The Story
Why it exists.
The beginning
Sun Cities sits squarely in the fantasy category, named for somewhere that feels mythic but precise: a place where sunlight has permanence, where opulence and calm coexist. The fragrance was developed to capture a particular contradiction: warmth that doesn't exhaust, sweetness that doesn't cloy. The brief was about movement and stillness at once, a journey that charges rather than depletes. What emerges is a scent that feels both expansive and intimate, the kind of fragrance that changes character depending on when you smell it, morning versus evening, warm skin versus cool. It's the kind of composition that invites you to return to it, to find something new each time.
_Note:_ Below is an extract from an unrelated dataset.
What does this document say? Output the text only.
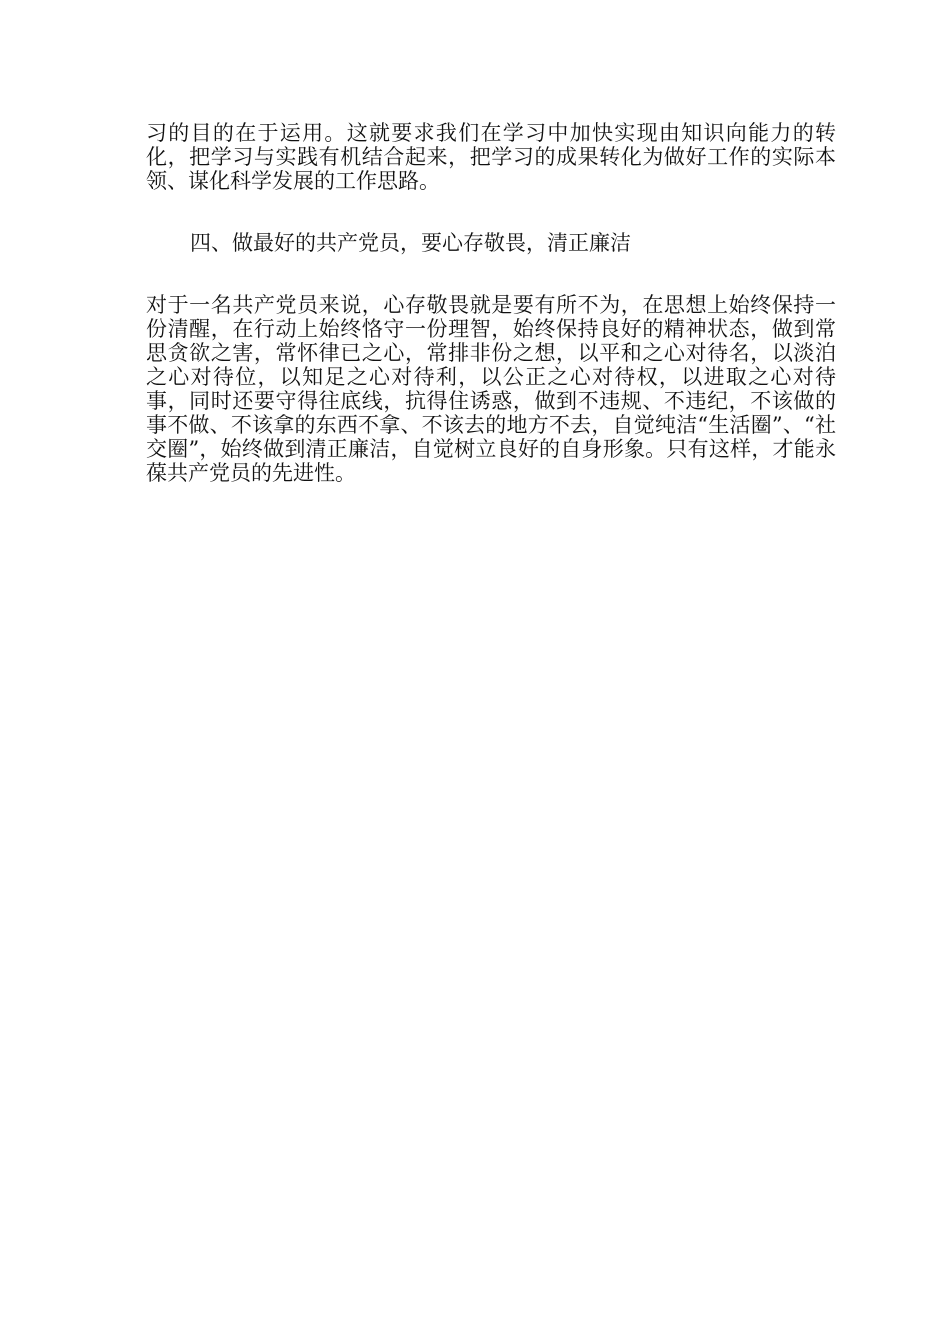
习的目的在于运用。这就要求我们在学习中加快实现由知识向能力的转化，把学习与实践有机结合起来，把学习的成果转化为做好工作的实际本领、谋化科学发展的工作思路。

四、做最好的共产党员，要心存敬畏，清正廉洁

对于一名共产党员来说，心存敬畏就是要有所不为，在思想上始终保持一份清醒，在行动上始终恪守一份理智，始终保持良好的精神状态，做到常思贪欲之害，常怀律已之心，常排非份之想，以平和之心对待名，以淡泊之心对待位，以知足之心对待利，以公正之心对待权，以进取之心对待事，同时还要守得往底线，抗得住诱惑，做到不违规、不违纪，不该做的事不做、不该拿的东西不拿、不该去的地方不去，自觉纯洁“生活圈”、“社交圈”，始终做到清正廉洁，自觉树立良好的自身形象。只有这样，才能永葆共产党员的先进性。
What makes this composition unusual is the interplay between juicy tropical fruit and a mineral-synthetic edge that surfaces in the opening. Pineapple and mandarin arrive with genuine brightness, but the Sri Lankan cardamom carries enough warmth to shift the character toward something warmer and more complex than a standard citrus-fruit opening. The metallic quality serves as a compositional bridge between the bright top and the darker heart, a deliberate decision that risks polarizing but clearly prioritizes distinctiveness over universal appeal.
The evolution
The first twenty minutes belong to pineapple. Not candy-sweet, but realistic, the kind of ripe fruit that stains your fingers. The cardamom adds a warmth that keeps it from being a generic tropical fragrance, and the metallic note appears roughly five minutes in, like a glint of something sharper beneath the fruit. The heart hands off gradually: violet arrives first, soft and powdery, then leather, while saffron and osmanthus layer beneath, giving the heart a quiet complexity that rewards attention. The drydown is where Sun Cities earns its staying power. Sugar and amber create a warmth that lingers, while Indonesian patchouli grounds everything in something earthy and persistent. Musk keeps it close to the skin, this is not a room-filler but something that follows you, that occupies space without announcing itself.
Cultural impact
Sun Cities is part of the Triptych Collection, joining a house known for compositions that push boundaries. The metallic-saffron-pineapple combination creates something that feels both familiar and foreign, tropical fruit with an edge. It's the kind of fragrance that attracts attention not through projection but through sheer unusualness. Those who find it tend to become advocates, describing it as something they keep returning to, something that surprises them each time they wear it. The composition has an intellectual quality that suggests it was made by someone thinking about what perfume can do rather than what sells.